Ein solcher Mangel an Genauigkeit in einer Entscheidung des Amtes macht es u. a. unmöglich, die Anwendung von Art. 42 Abs. 2 letzter Satz der Verordnung Nr. 207/2009 durch die Beschwerdekammer zu überprüfen. Aus Art. 42 Abs. 2 und 3 der Verordnung ergibt sich nämlich, dass dann, wenn eine Marke für eine Gruppe von Waren oder Dienstleistungen eingetragen worden ist, die hinreichend weit gefasst ist, um diese Gruppe in verschiedene Untergruppen aufteilen zu können, die sich jeweils als selbständig ansehen lassen, der Schutz, der durch den Nachweis ausgelöst wird, dass die Marke für einen Teil dieser Waren oder Dienstleistungen ernsthaft benutzt worden ist, in einem Widerspruchsverfahren nur derjenigen Untergruppe oder denjenigen Untergruppen zuteilwird, zu der oder zu denen die Waren oder Dienstleistungen gehören, für die die Marke tatsächlich benutzt worden ist.
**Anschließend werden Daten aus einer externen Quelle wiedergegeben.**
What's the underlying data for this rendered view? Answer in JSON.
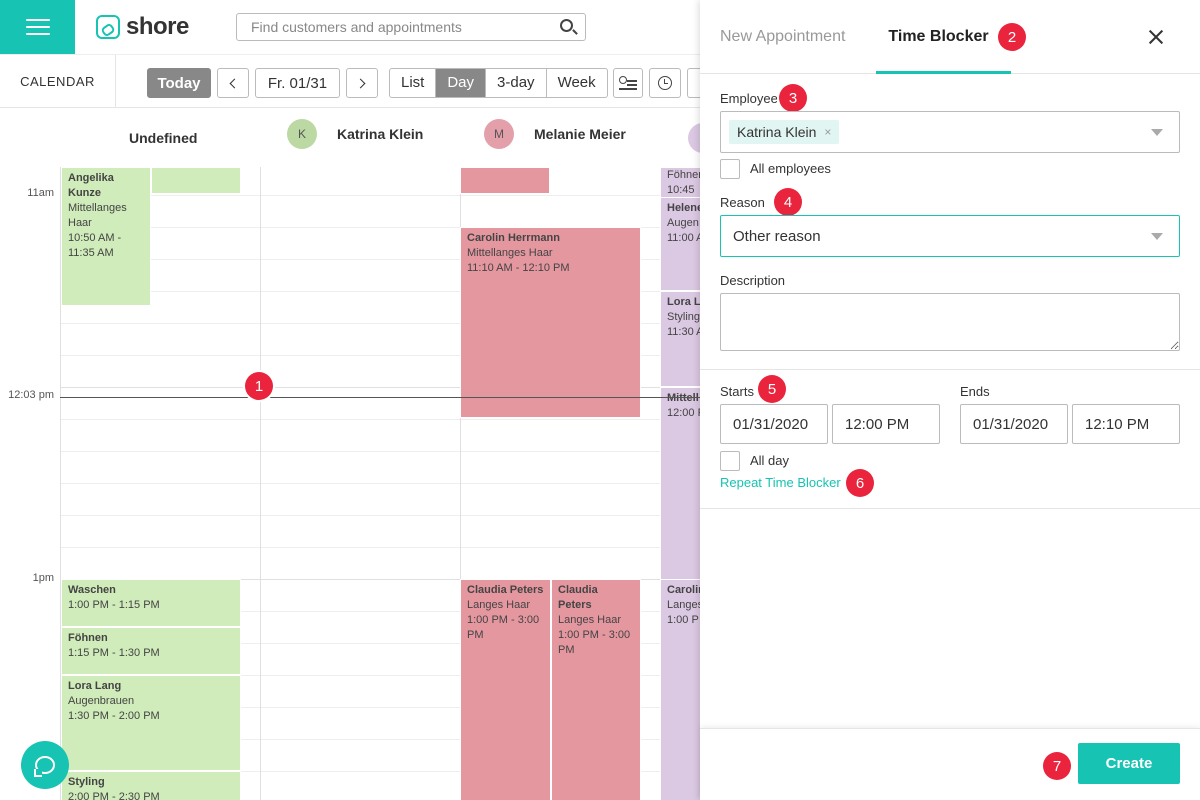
{
  "header": {
    "logo_text": "shore",
    "search_placeholder": "Find customers and appointments"
  },
  "toolbar": {
    "calendar_label": "CALENDAR",
    "today_label": "Today",
    "date_label": "Fr. 01/31",
    "views": [
      "List",
      "Day",
      "3-day",
      "Week"
    ],
    "active_view": "Day"
  },
  "calendar": {
    "columns": [
      {
        "name": "Undefined",
        "initial": "",
        "color": ""
      },
      {
        "name": "Katrina Klein",
        "initial": "K",
        "color": "#bcd9a4"
      },
      {
        "name": "Melanie Meier",
        "initial": "M",
        "color": "#e4a0aa"
      }
    ],
    "time_labels": [
      "11am",
      "12:03 pm",
      "1pm"
    ],
    "appointments": [
      {
        "name": "Angelika Kunze",
        "service": "Mittellanges Haar",
        "time": "10:50 AM - 11:35 AM",
        "color": "green"
      },
      {
        "name": "Carolin Herrmann",
        "service": "Mittellanges Haar",
        "time": "11:10 AM - 12:10 PM",
        "color": "red"
      },
      {
        "name": "Föhnen",
        "service": "",
        "time": "10:45",
        "color": "purple"
      },
      {
        "name": "Helene",
        "service": "Augen",
        "time": "11:00 A",
        "color": "purple"
      },
      {
        "name": "Lora La",
        "service": "Styling",
        "time": "11:30 A",
        "color": "purple"
      },
      {
        "name": "Mittell",
        "service": "",
        "time": "12:00 P",
        "color": "purple"
      },
      {
        "name": "Waschen",
        "service": "",
        "time": "1:00 PM - 1:15 PM",
        "color": "green"
      },
      {
        "name": "Föhnen",
        "service": "",
        "time": "1:15 PM - 1:30 PM",
        "color": "green"
      },
      {
        "name": "Lora Lang",
        "service": "Augenbrauen",
        "time": "1:30 PM - 2:00 PM",
        "color": "green"
      },
      {
        "name": "Styling",
        "service": "",
        "time": "2:00 PM - 2:30 PM",
        "color": "green"
      },
      {
        "name": "Claudia Peters",
        "service": "Langes Haar",
        "time": "1:00 PM - 3:00 PM",
        "color": "red"
      },
      {
        "name": "Claudia Peters",
        "service": "Langes Haar",
        "time": "1:00 PM - 3:00 PM",
        "color": "red"
      },
      {
        "name": "Carolin",
        "service": "Langes",
        "time": "1:00 P",
        "color": "purple"
      }
    ]
  },
  "badges": [
    "1",
    "2",
    "3",
    "4",
    "5",
    "6",
    "7"
  ],
  "panel": {
    "tab_new": "New Appointment",
    "tab_blocker": "Time Blocker",
    "employee_label": "Employee",
    "employee_tag": "Katrina Klein",
    "employee_tag_remove": "×",
    "all_employees_label": "All employees",
    "reason_label": "Reason",
    "reason_value": "Other reason",
    "description_label": "Description",
    "starts_label": "Starts",
    "start_date": "01/31/2020",
    "start_time": "12:00 PM",
    "ends_label": "Ends",
    "end_date": "01/31/2020",
    "end_time": "12:10 PM",
    "all_day_label": "All day",
    "repeat_label": "Repeat Time Blocker",
    "create_label": "Create"
  },
  "colors": {
    "accent": "#17c3b2",
    "badge": "#e9243c",
    "green": "#d0ecba",
    "red": "#e597a0",
    "purple": "#dbc8e2"
  }
}
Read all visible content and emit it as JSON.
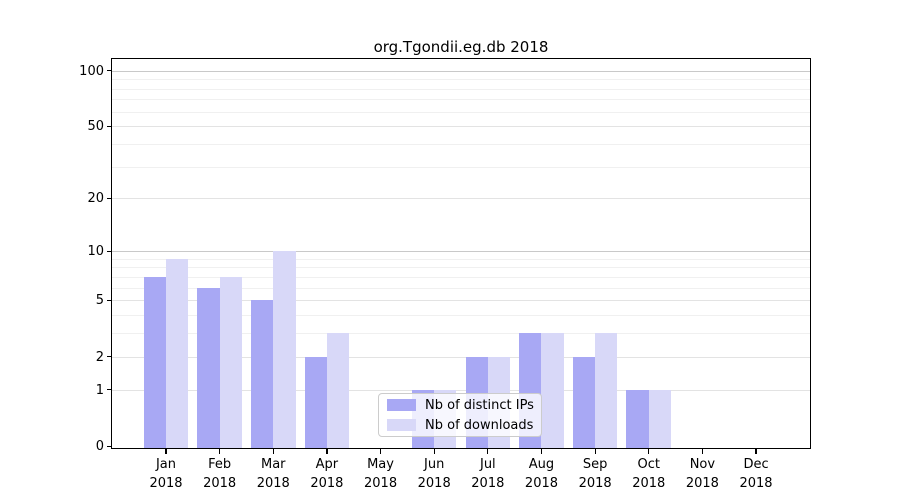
{
  "figure": {
    "title": "org.Tgondii.eg.db 2018"
  },
  "legend": {
    "items": [
      {
        "label": "Nb of distinct IPs"
      },
      {
        "label": "Nb of downloads"
      }
    ]
  },
  "colors": {
    "distinct_ips_bar": "#a8a8f4",
    "downloads_bar": "#d8d8f8",
    "grid_decade": "#c9c9c9",
    "grid_labeled": "#e3e3e3",
    "grid_minor": "#f0f0f0",
    "axis": "#000000"
  },
  "chart_data": {
    "type": "bar",
    "title": "org.Tgondii.eg.db 2018",
    "categories": [
      "Jan 2018",
      "Feb 2018",
      "Mar 2018",
      "Apr 2018",
      "May 2018",
      "Jun 2018",
      "Jul 2018",
      "Aug 2018",
      "Sep 2018",
      "Oct 2018",
      "Nov 2018",
      "Dec 2018"
    ],
    "series": [
      {
        "name": "Nb of distinct IPs",
        "color": "#a8a8f4",
        "values": [
          7,
          6,
          5,
          2,
          0,
          1,
          2,
          3,
          2,
          1,
          0,
          0
        ]
      },
      {
        "name": "Nb of downloads",
        "color": "#d8d8f8",
        "values": [
          9,
          7,
          10,
          3,
          0,
          1,
          2,
          3,
          3,
          1,
          0,
          0
        ]
      }
    ],
    "xlabel": "",
    "ylabel": "",
    "yscale": "log1p",
    "ylim": [
      0,
      100
    ],
    "yticks": [
      0,
      1,
      2,
      5,
      10,
      20,
      50,
      100
    ],
    "minor_gridlines": [
      3,
      4,
      6,
      7,
      8,
      9,
      30,
      40,
      60,
      70,
      80,
      90
    ],
    "grid": true,
    "legend_position": "lower center"
  }
}
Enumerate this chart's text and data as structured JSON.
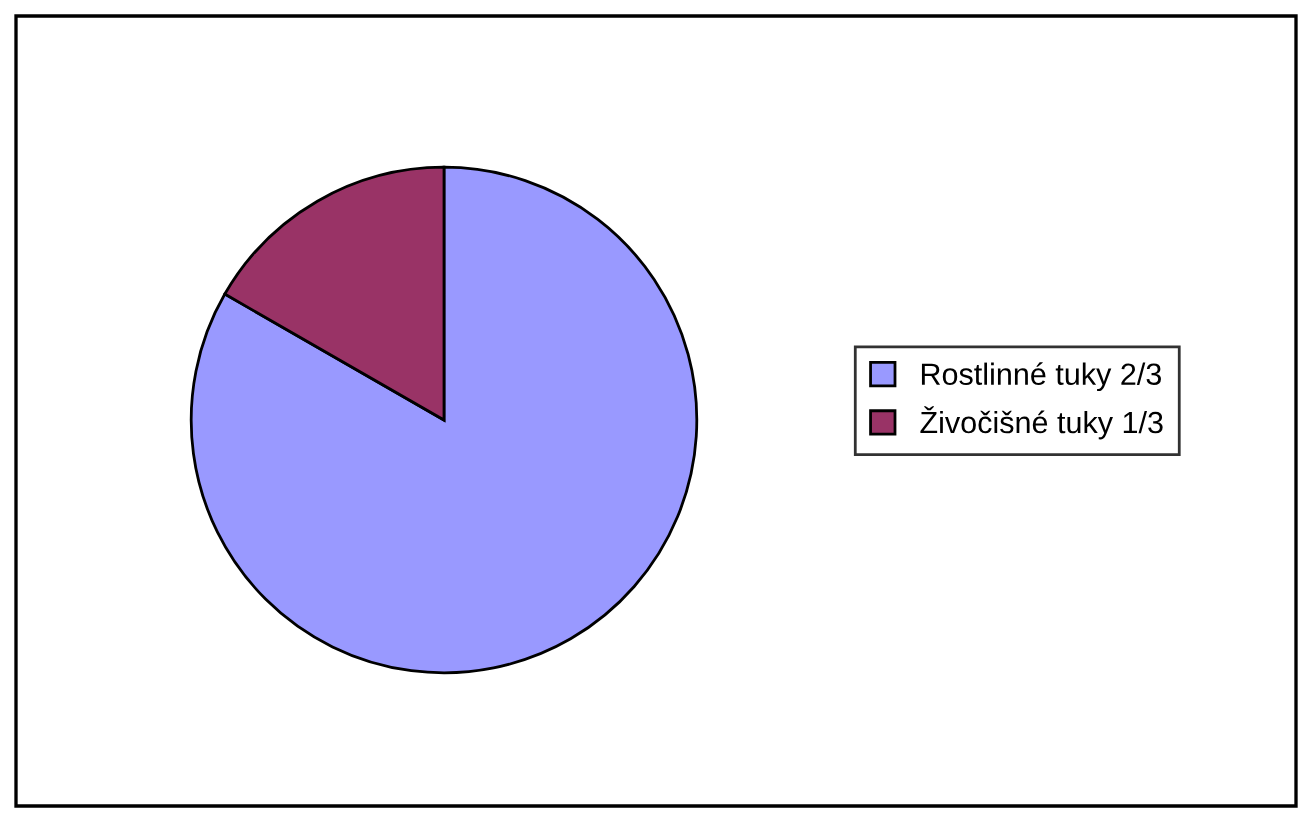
{
  "chart_data": {
    "type": "pie",
    "categories": [
      "Rostlinné tuky 2/3",
      "Živočišné tuky 1/3"
    ],
    "values": [
      83.3,
      16.7
    ],
    "colors": [
      "#9999ff",
      "#993366"
    ],
    "legend": "right"
  }
}
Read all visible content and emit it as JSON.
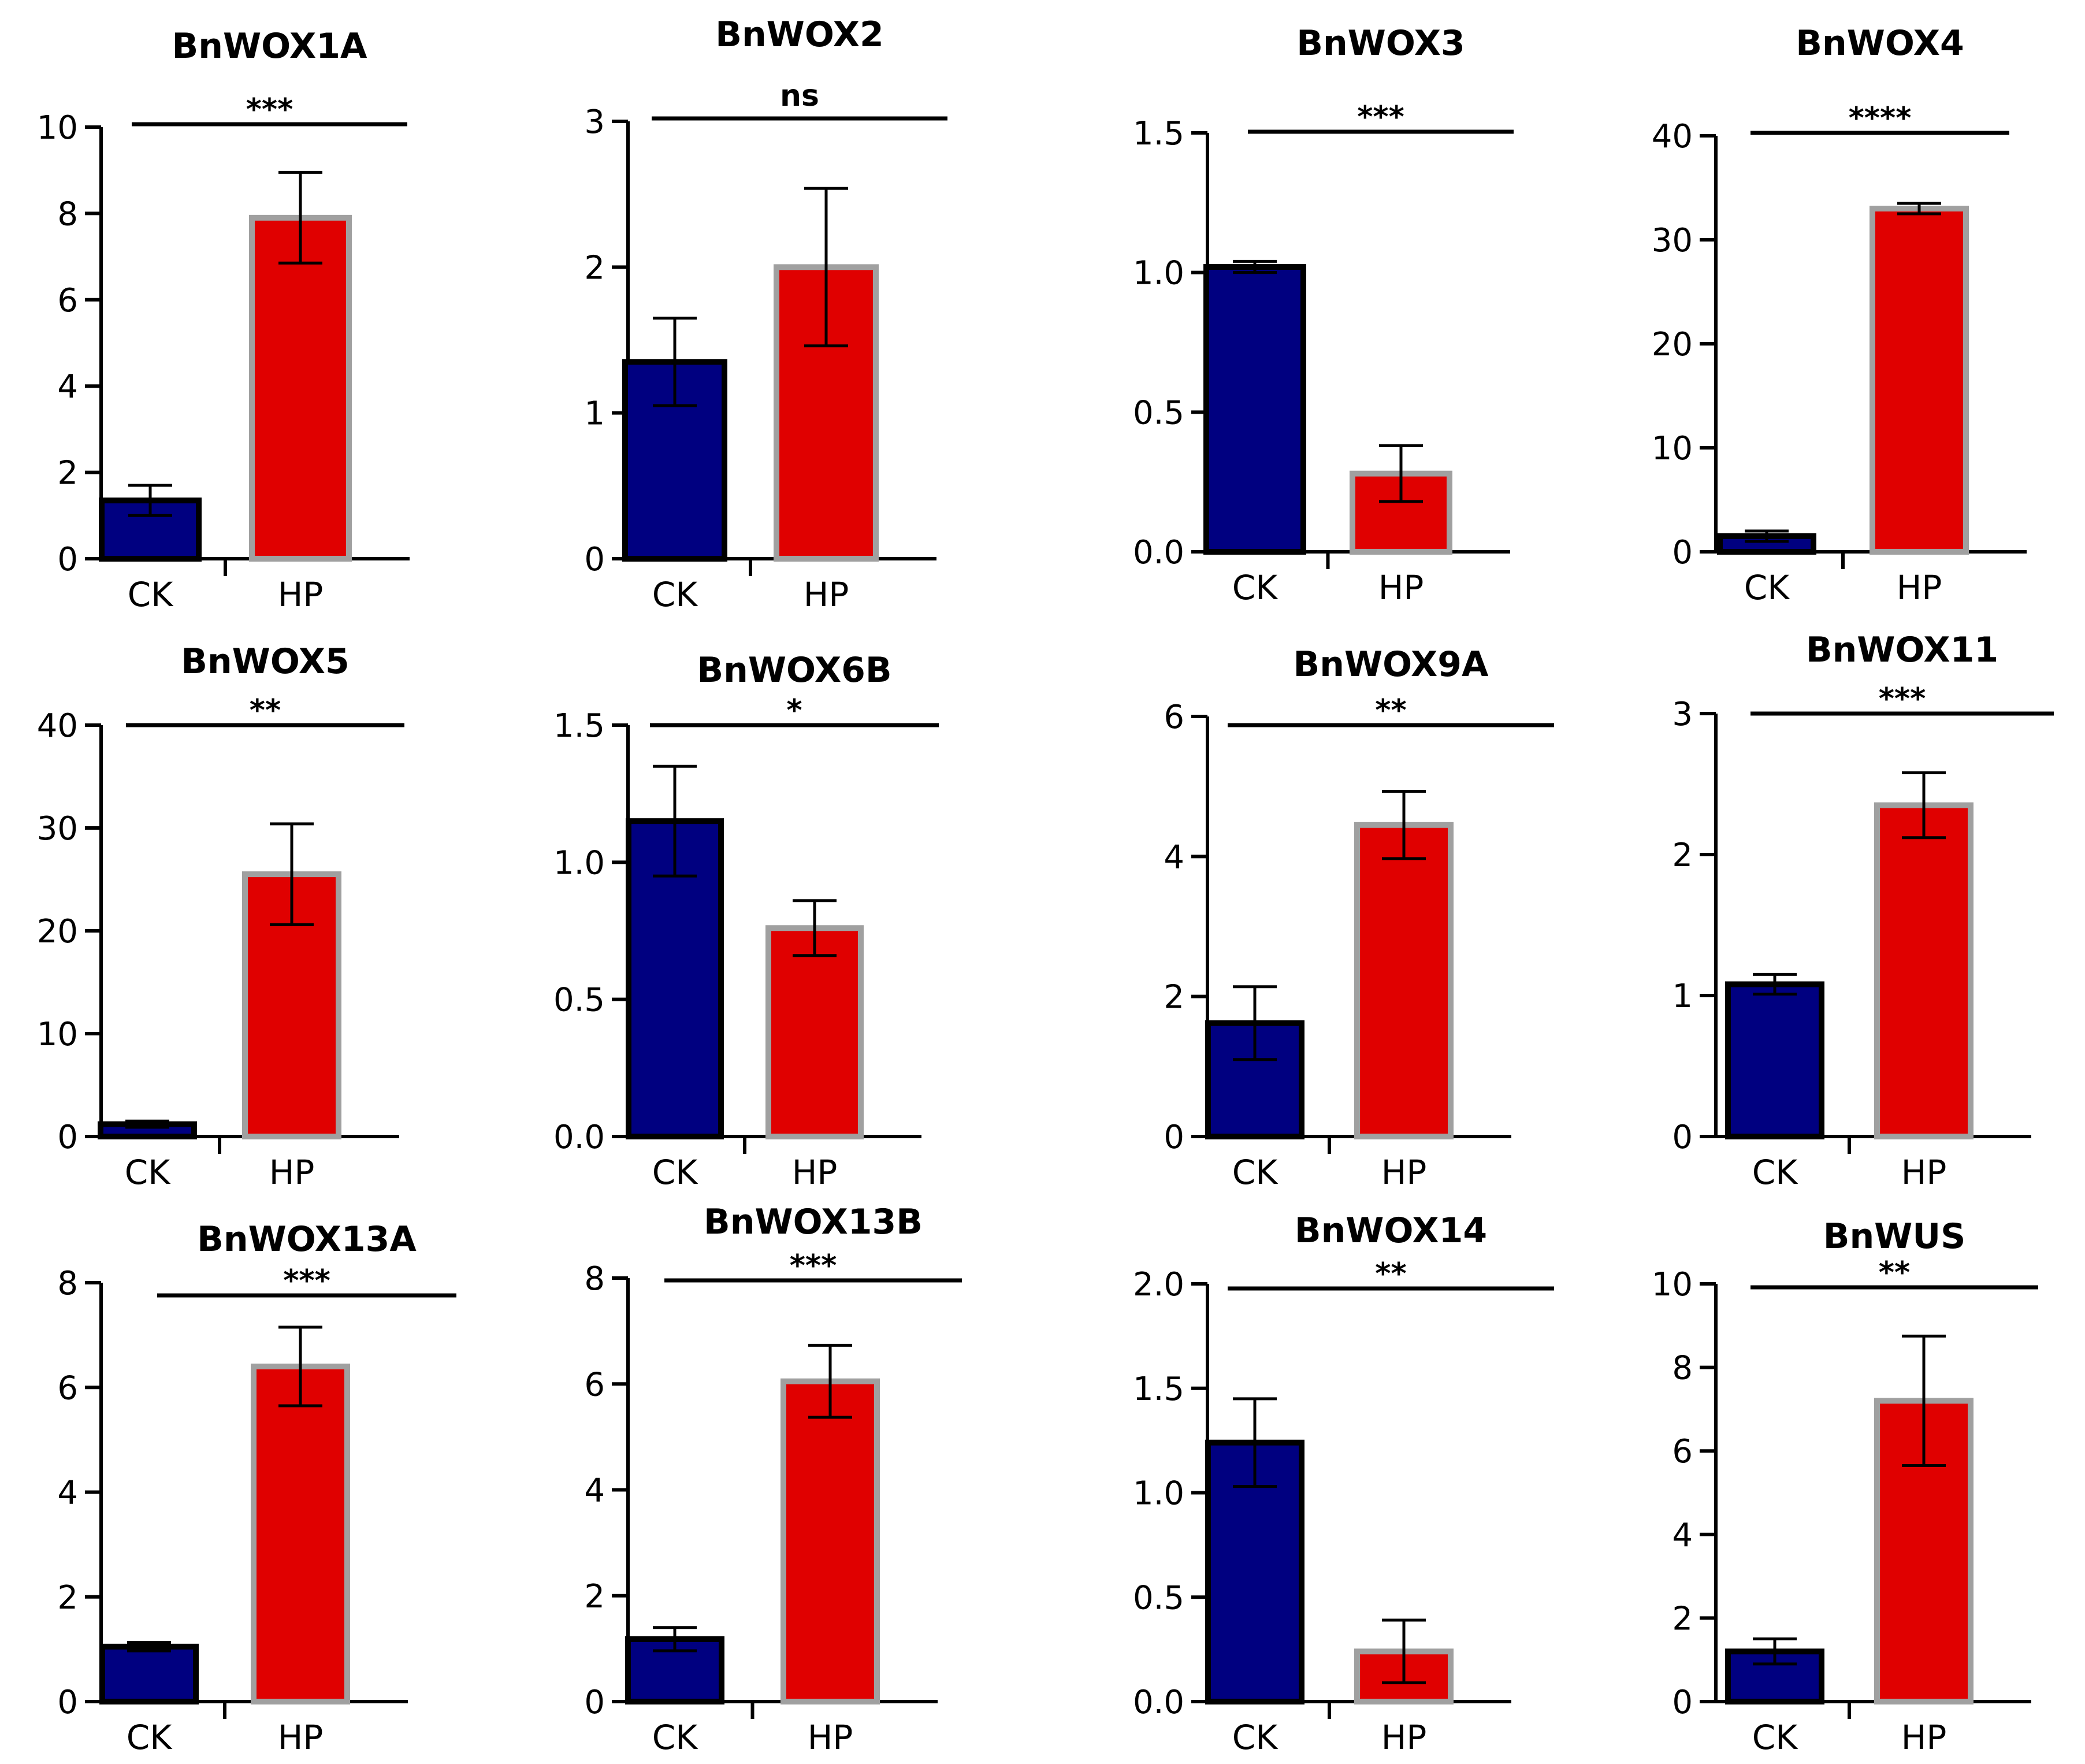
{
  "colors": {
    "ck": "#000080",
    "hp": "#e00000",
    "ck_edge": "#000000",
    "hp_edge": "#a0a0a0",
    "axis": "#000000"
  },
  "chart_data": [
    {
      "type": "bar",
      "title": "BnWOX1A",
      "categories": [
        "CK",
        "HP"
      ],
      "values": [
        1.35,
        7.9
      ],
      "errors": [
        0.35,
        1.05
      ],
      "ylim": [
        0,
        10
      ],
      "yticks": [
        "0",
        "2",
        "4",
        "6",
        "8",
        "10"
      ],
      "significance": "***"
    },
    {
      "type": "bar",
      "title": "BnWOX2",
      "categories": [
        "CK",
        "HP"
      ],
      "values": [
        1.35,
        2.0
      ],
      "errors": [
        0.3,
        0.54
      ],
      "ylim": [
        0,
        3
      ],
      "yticks": [
        "0",
        "1",
        "2",
        "3"
      ],
      "significance": "ns"
    },
    {
      "type": "bar",
      "title": "BnWOX3",
      "categories": [
        "CK",
        "HP"
      ],
      "values": [
        1.02,
        0.28
      ],
      "errors": [
        0.02,
        0.1
      ],
      "ylim": [
        0,
        1.5
      ],
      "yticks": [
        "0.0",
        "0.5",
        "1.0",
        "1.5"
      ],
      "significance": "***"
    },
    {
      "type": "bar",
      "title": "BnWOX4",
      "categories": [
        "CK",
        "HP"
      ],
      "values": [
        1.5,
        33.0
      ],
      "errors": [
        0.5,
        0.5
      ],
      "ylim": [
        0,
        40
      ],
      "yticks": [
        "0",
        "10",
        "20",
        "30",
        "40"
      ],
      "significance": "****"
    },
    {
      "type": "bar",
      "title": "BnWOX5",
      "categories": [
        "CK",
        "HP"
      ],
      "values": [
        1.2,
        25.5
      ],
      "errors": [
        0.3,
        4.9
      ],
      "ylim": [
        0,
        40
      ],
      "yticks": [
        "0",
        "10",
        "20",
        "30",
        "40"
      ],
      "significance": "**"
    },
    {
      "type": "bar",
      "title": "BnWOX6B",
      "categories": [
        "CK",
        "HP"
      ],
      "values": [
        1.15,
        0.76
      ],
      "errors": [
        0.2,
        0.1
      ],
      "ylim": [
        0,
        1.5
      ],
      "yticks": [
        "0.0",
        "0.5",
        "1.0",
        "1.5"
      ],
      "significance": "*"
    },
    {
      "type": "bar",
      "title": "BnWOX9A",
      "categories": [
        "CK",
        "HP"
      ],
      "values": [
        1.62,
        4.45
      ],
      "errors": [
        0.52,
        0.48
      ],
      "ylim": [
        0,
        6
      ],
      "yticks": [
        "0",
        "2",
        "4",
        "6"
      ],
      "significance": "**"
    },
    {
      "type": "bar",
      "title": "BnWOX11",
      "categories": [
        "CK",
        "HP"
      ],
      "values": [
        1.08,
        2.35
      ],
      "errors": [
        0.07,
        0.23
      ],
      "ylim": [
        0,
        3
      ],
      "yticks": [
        "0",
        "1",
        "2",
        "3"
      ],
      "significance": "***"
    },
    {
      "type": "bar",
      "title": "BnWOX13A",
      "categories": [
        "CK",
        "HP"
      ],
      "values": [
        1.05,
        6.4
      ],
      "errors": [
        0.08,
        0.75
      ],
      "ylim": [
        0,
        8
      ],
      "yticks": [
        "0",
        "2",
        "4",
        "6",
        "8"
      ],
      "significance": "***"
    },
    {
      "type": "bar",
      "title": "BnWOX13B",
      "categories": [
        "CK",
        "HP"
      ],
      "values": [
        1.18,
        6.05
      ],
      "errors": [
        0.22,
        0.68
      ],
      "ylim": [
        0,
        8
      ],
      "yticks": [
        "0",
        "2",
        "4",
        "6",
        "8"
      ],
      "significance": "***"
    },
    {
      "type": "bar",
      "title": "BnWOX14",
      "categories": [
        "CK",
        "HP"
      ],
      "values": [
        1.24,
        0.24
      ],
      "errors": [
        0.21,
        0.15
      ],
      "ylim": [
        0,
        2.0
      ],
      "yticks": [
        "0.0",
        "0.5",
        "1.0",
        "1.5",
        "2.0"
      ],
      "significance": "**"
    },
    {
      "type": "bar",
      "title": "BnWUS",
      "categories": [
        "CK",
        "HP"
      ],
      "values": [
        1.2,
        7.2
      ],
      "errors": [
        0.3,
        1.55
      ],
      "ylim": [
        0,
        10
      ],
      "yticks": [
        "0",
        "2",
        "4",
        "6",
        "8",
        "10"
      ],
      "significance": "**"
    }
  ]
}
Ist dagegen eine Marke für Waren oder Dienstleistungen eingetragen worden, die so genau definiert worden sind, dass es nicht möglich ist, innerhalb der betreffenden Gruppe eindeutige Unterteilungen vorzunehmen, deckt der Nachweis der ernsthaften Benutzung der Marke für diese Waren oder Dienstleistungen für die Zwecke des Widerspruchsverfahrens zwangsläufig diese ganze Gruppe ab.

Falls der Nachweis der Benutzung nur für einen Teil der Waren oder Dienstleistungen erbracht wird, die zu einer Gruppe gehören, für die die ältere Marke eingetragen ist und auf die der Widerspruch gestützt wird, hat die Beschwerdekammer des Amtes daher in diesem Zusammenhang auch zu prüfen, ob die Gruppe selbständige Untergruppen einschließt, zu denen die Waren und Dienstleistungen gehören würden, für die die Benutzung nachgewiesen wird, so dass davon auszugehen ist, dass der Nachweis nur für diese Untergruppe von Waren oder Dienstleistungen erbracht worden ist, oder ob sich im Gegenteil solche Untergruppen nicht bilden lassen.

(vgl. Rn. 23-25)

4.      Ist die Begründung nicht ausreichend, um die Rechtmäßigkeit der angefochtenen Entscheidung zu überprüfen, ist es nicht Sache des Gerichts, eine eingehende Prüfung der Gründe vorzunehmen, die nicht aus der angefochtenen Entscheidung hervorgehen. Es ist nämlich Sache des Harmonisierungsamts für den Binnenmarkt (Marken, Muster und Modelle), die Anmeldung einer Gemeinschaftsmarke zu bearbeiten und über sie zu entscheiden. Anschließend obliegt es dem Gericht, die Beurteilung der erlassenen Entscheidung durch die Beschwerdekammer gegebenenfalls einer gerichtlichen Kontrolle zu unterziehen und dabei die Begründung zugrunde zu legen, auf die die Beschwerdekammer ihr Ergebnis gestützt hat. Dagegen ist es nicht Sache des Gerichts, sich in Wahrnehmung der dem Amt durch die Verordnung Nr. 207/2009 über die Gemeinschaftsmarke übertragenen Zuständigkeiten an dessen Stelle zu setzen.

(vgl. Rn. 34)

5.      Siehe Text der Entscheidung.